Ben Bernanke n’a pas menti. Il n’a pas raconté la vérité non plus. Il n’a en définitive pas dit grand-chose. C’est peut-être pour cette raison que les marchés ont agi pour lui lors de son intervention à 16h vendredi dernier.
Le marché de l’or a été particulièrement réactif. A 15h50, les transactions ont quasiment été interrompues, au point de faire passer l’once en dessous des 1 650 $. Il aura suffi d’une phrase pour le faire remonter immédiatement : “examinés avec soin, les risques liés aux mesures de politique monétaire non traditionnelles semblent maîtrisables, ce qui implique que nous ne devrions pas exclure d’y recourir davantage si la conjoncture économique l’impose“. A 16h20, l’once valait déjà 1660 $. Et elle a fini par atteindre les 1 680 $ à 19h.
En réaffirmant une nouvelle fois que la Fed se tenait prête à intervenir, son patron a eu un effet miraculeux sur les prix de l’or. Un beau tour de prestidigitation, qui a le mérite d’éviter, ou peut-être de retarder, une dégradation des marchés américains avant les élections américaines.
Est-ce que nous allons voir le même scénario se reproduire cette semaine avec la communication de Mario Draghi prévue jeudi prochain ? Rien n’est moins sûr.
Comme Ben Bernanke, Mario Draghi s’est engagé à intervenir, en cas de besoin. Mais la situation que l’Italien affronte est différente. L’Espagne et l’Italie donnent des signes préoccupants de faiblesse. Après la Catalogne, c’est Valence qui a demandé une aide au gouvernement central. Le total des aides demandées ampute déjà de moitié le fonds de secours espagnol (FLA). Si d’autres régions venaient à demander l’aide de Madrid, le gouvernement serait contraint de demander un renfort rapide pour qu’il puisse secourir ses régions. Or l’Andalousie a déjà fait savoir qu’elle pourrait se tourner vers Madrid prochainement. L’intervention de la BCE deviendrait ainsi très rapidement nécessaire, afin de permettre à l’Espagne de s’endetter à moindre coût. Cela ne fait aucun doute : l’urgence est du côté européen.
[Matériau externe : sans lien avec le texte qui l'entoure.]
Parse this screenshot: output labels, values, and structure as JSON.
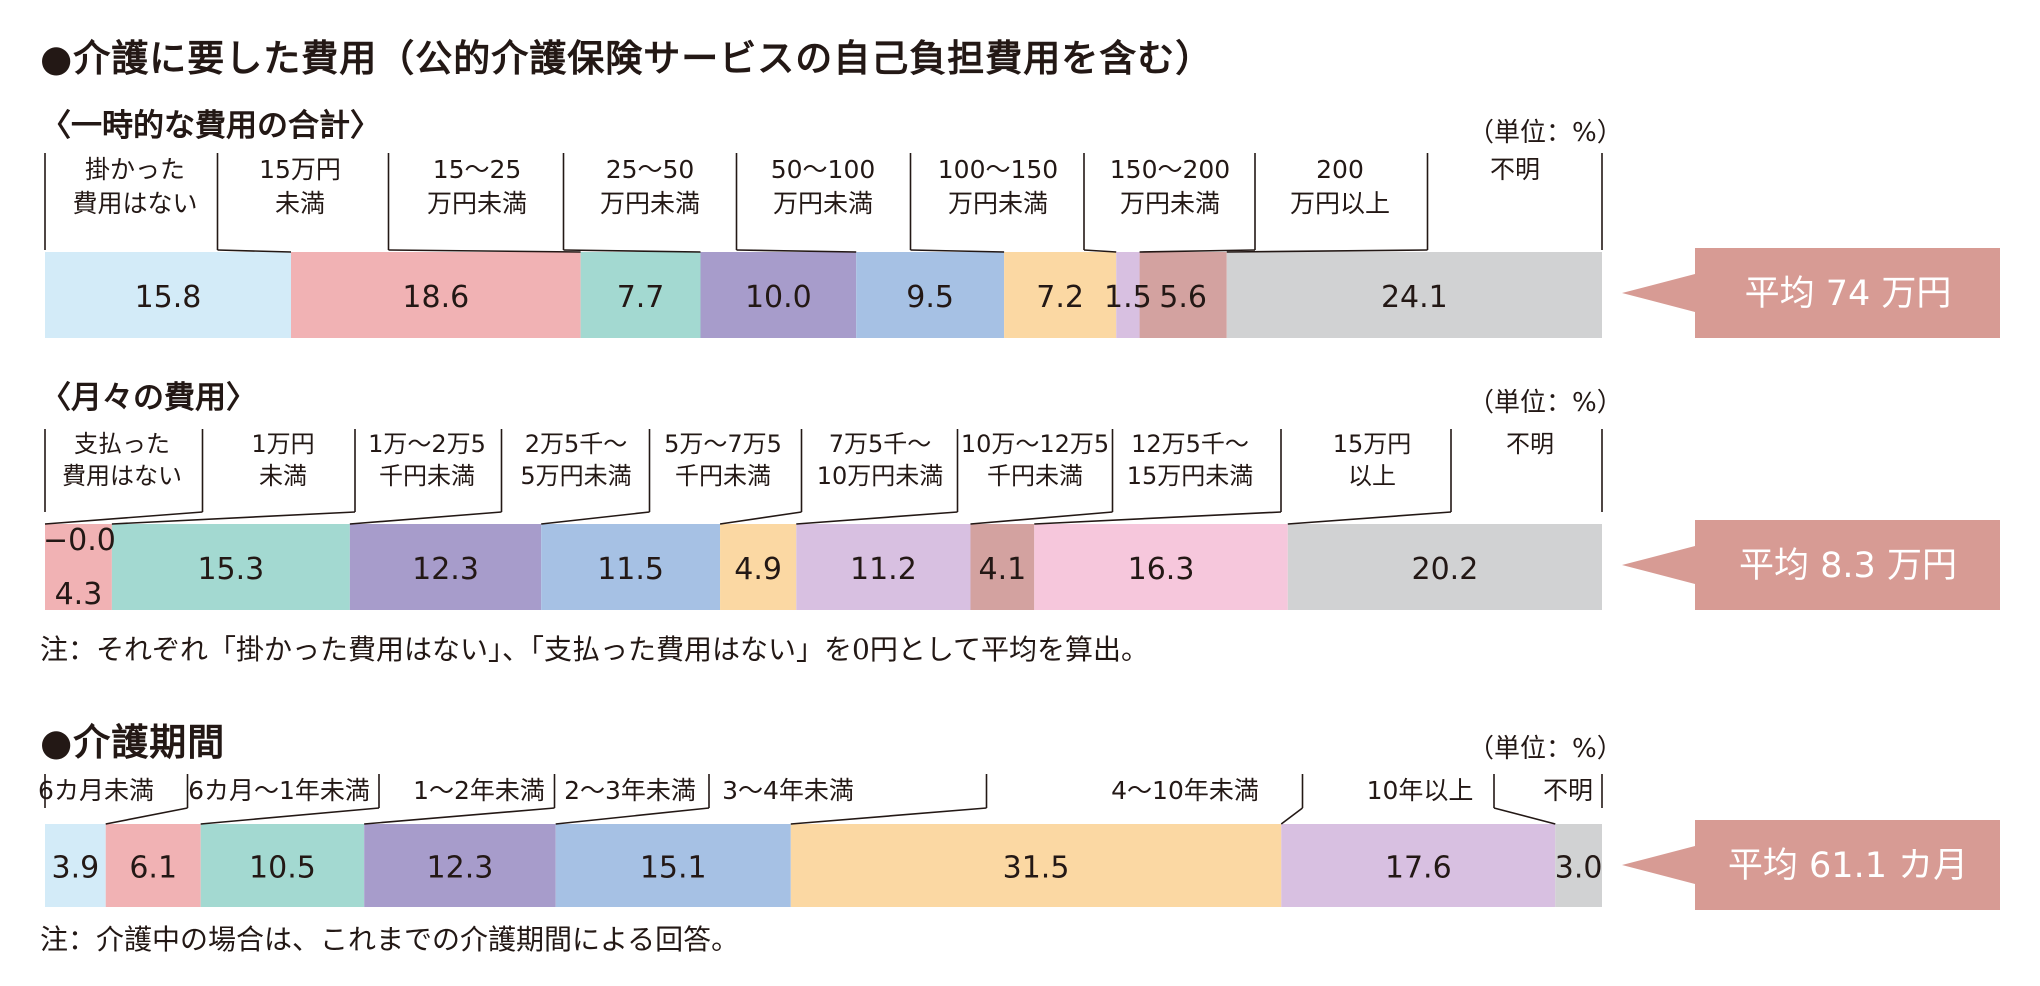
{
  "section1": {
    "title": "●介護に要した費用（公的介護保険サービスの自己負担費用を含む）",
    "one_time": {
      "subtitle": "〈一時的な費用の合計〉",
      "unit": "（単位：%）",
      "average": "平均 74 万円"
    },
    "monthly": {
      "subtitle": "〈月々の費用〉",
      "unit": "（単位：%）",
      "average": "平均 8.3 万円"
    },
    "note": "注：それぞれ「掛かった費用はない」、「支払った費用はない」を0円として平均を算出。"
  },
  "section2": {
    "title": "●介護期間",
    "unit": "（単位：%）",
    "average": "平均 61.1 カ月",
    "note": "注：介護中の場合は、これまでの介護期間による回答。"
  },
  "chart_data": [
    {
      "type": "bar",
      "orientation": "horizontal-stacked",
      "title": "〈一時的な費用の合計〉",
      "unit": "%",
      "categories": [
        "掛かった費用はない",
        "15万円未満",
        "15～25万円未満",
        "25～50万円未満",
        "50～100万円未満",
        "100～150万円未満",
        "150～200万円未満",
        "200万円以上",
        "不明"
      ],
      "values": [
        15.8,
        18.6,
        7.7,
        10.0,
        9.5,
        7.2,
        1.5,
        5.6,
        24.1
      ],
      "colors": [
        "#d3ebf8",
        "#f1b2b4",
        "#a3d9d1",
        "#a79ccb",
        "#a6c1e4",
        "#fbd8a3",
        "#d8c0e1",
        "#d3a2a0",
        "#d1d2d3"
      ],
      "average": "平均 74 万円"
    },
    {
      "type": "bar",
      "orientation": "horizontal-stacked",
      "title": "〈月々の費用〉",
      "unit": "%",
      "categories": [
        "支払った費用はない",
        "1万円未満",
        "1万～2万5千円未満",
        "2万5千～5万円未満",
        "5万～7万5千円未満",
        "7万5千～10万円未満",
        "10万～12万5千円未満",
        "12万5千～15万円未満",
        "15万円以上",
        "不明"
      ],
      "values": [
        0.0,
        4.3,
        15.3,
        12.3,
        11.5,
        4.9,
        11.2,
        4.1,
        16.3,
        20.2
      ],
      "value_labels": [
        "−0.0",
        "4.3",
        "15.3",
        "12.3",
        "11.5",
        "4.9",
        "11.2",
        "4.1",
        "16.3",
        "20.2"
      ],
      "colors": [
        "#d3ebf8",
        "#f1b2b4",
        "#a3d9d1",
        "#a79ccb",
        "#a6c1e4",
        "#fbd8a3",
        "#d8c0e1",
        "#d3a2a0",
        "#f6c7dc",
        "#d1d2d3"
      ],
      "average": "平均 8.3 万円"
    },
    {
      "type": "bar",
      "orientation": "horizontal-stacked",
      "title": "●介護期間",
      "unit": "%",
      "categories": [
        "6カ月未満",
        "6カ月～1年未満",
        "1～2年未満",
        "2～3年未満",
        "3～4年未満",
        "4～10年未満",
        "10年以上",
        "不明"
      ],
      "values": [
        3.9,
        6.1,
        10.5,
        12.3,
        15.1,
        31.5,
        17.6,
        3.0
      ],
      "colors": [
        "#d3ebf8",
        "#f1b2b4",
        "#a3d9d1",
        "#a79ccb",
        "#a6c1e4",
        "#fbd8a3",
        "#d8c0e1",
        "#d1d2d3"
      ],
      "average": "平均 61.1 カ月"
    }
  ]
}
Ce petit focus sur la situation américaine et européenne nous montre bien que fondamentalement, la situation économique n’a pas évolué des deux cotés de l’Atlantique. L’incertitude règne encore sur les marchés, et hypothèque les mouvements de reprise durable.
Reste la Chine, qui n’en finit plus d’atterrir. Le mouvement est certes lent, et est accompagné par des mesures discrètes du gouvernement chinois. La Bourse de Shanghai n’en a pas moins retrouvé ses niveaux bas de 2009, à 2 000 points. Malheureusement, il est peu probable que de grandes mesures de politiques économiques soient annoncées dans les semaines à venir. Les échéances électorales à venir limitent les marges de manoeuvres du gouvernement actuel. Les dirigeants chinois seront remplacés en octobre prochain.
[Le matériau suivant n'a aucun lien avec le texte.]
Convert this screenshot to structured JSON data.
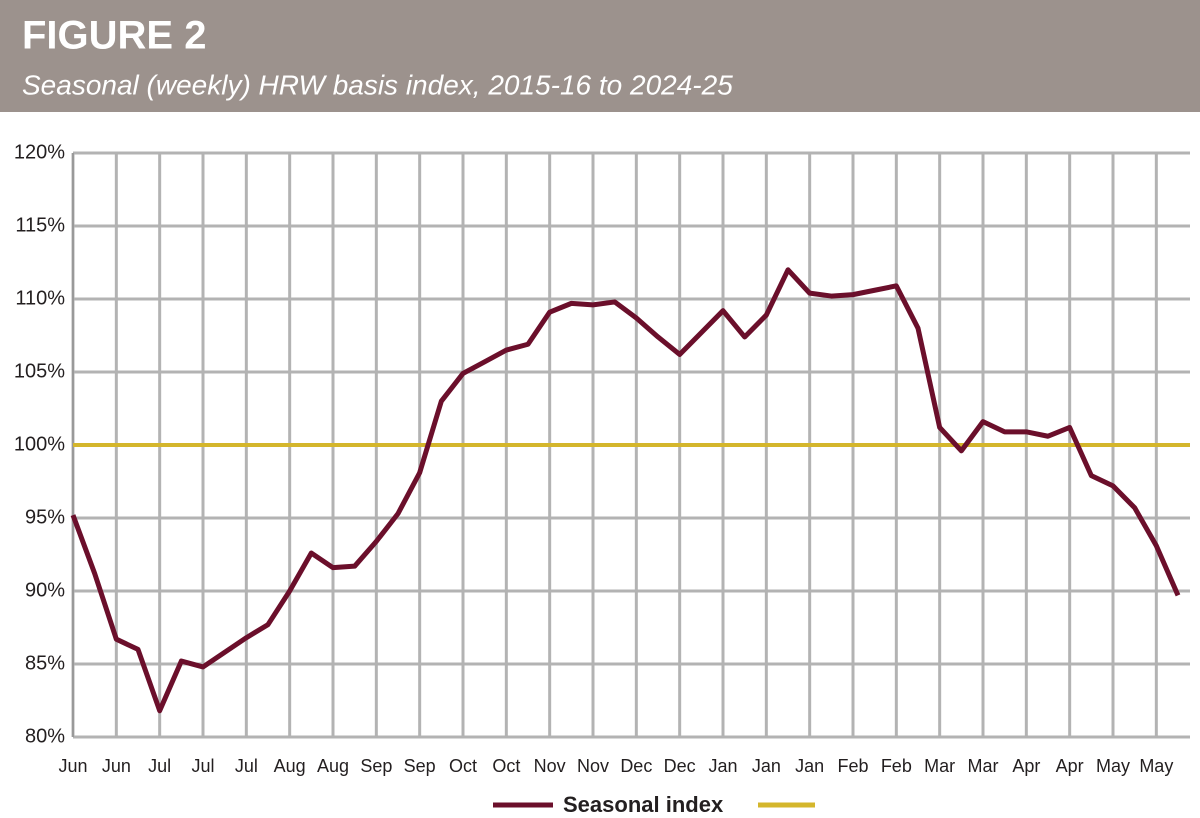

En attendant, nos matières ont évolué dans une certaine monotonie (exception faite de l’or), reflétant encore une fois ce manque d’horizon.
L’or bondit, les platinoïdes refluent
La semaine dernière, nous avions constaté que l’once d’or se traînait derrière les performances des platinoïdes. Mais la situation est peut-être en train de s’inverser cette semaine.
Le marché du platine et du palladium sont sous hautes tensions depuis bientôt un mois, après qu’un massacre dans une mine en Afrique du Sud ait déclenché un mouvement de grève. Et celles-ci sont en train de faire tache d’huile. Pourtant la hausse de ces deux métaux s’est arrêtée cette semaine. Si le platine s’est stabilisé, le palladium a perdu près de 3%. Les marchés se rendent peut-être compte qu’ils ont suréagi à l’évènement dramatique sud-africain. Car fondamentalement, les marchés du platine et du palladium sont en surcapacité.
Cette année, l’analyste Edel Tully de la banque UBS estimait que le marché serait excédentaire de 250 à 350 000 onces jusqu’en 2013/2014. Or le massacre de Marikana et les grèves qui ont suivi pourraient priver le marché de 70 000 onces. Selon Edel Tully, “ça n’effacera pas les 210 000 onces de surplus que nous anticipons cette année”. Seule une poursuite du conflit soutiendrait encore les cours.
Le pétrole sur la sellette ?
Avec les platinoïdes, c’est le pétrole qui a connu la plus grande agitation ces dernières semaines.
Si ses cours sont restés stables, les discussions qui l’entourent ont été vives. Je passerai sur la farce du contrôle des prix de l’essence en France. Nous avions très vite démonté au printemps dernier les arguments du PS sur sa capacité à tordre le bras aux pétroliers. En revanche, le G7 est de plus en plus actif. Le déblocage de ses stocks stratégiques lors de la crise libyenne en 2011 avait eu un effet positif sur les cours. Allons-nous voir la répétition de ce scénario ce mois-ci ?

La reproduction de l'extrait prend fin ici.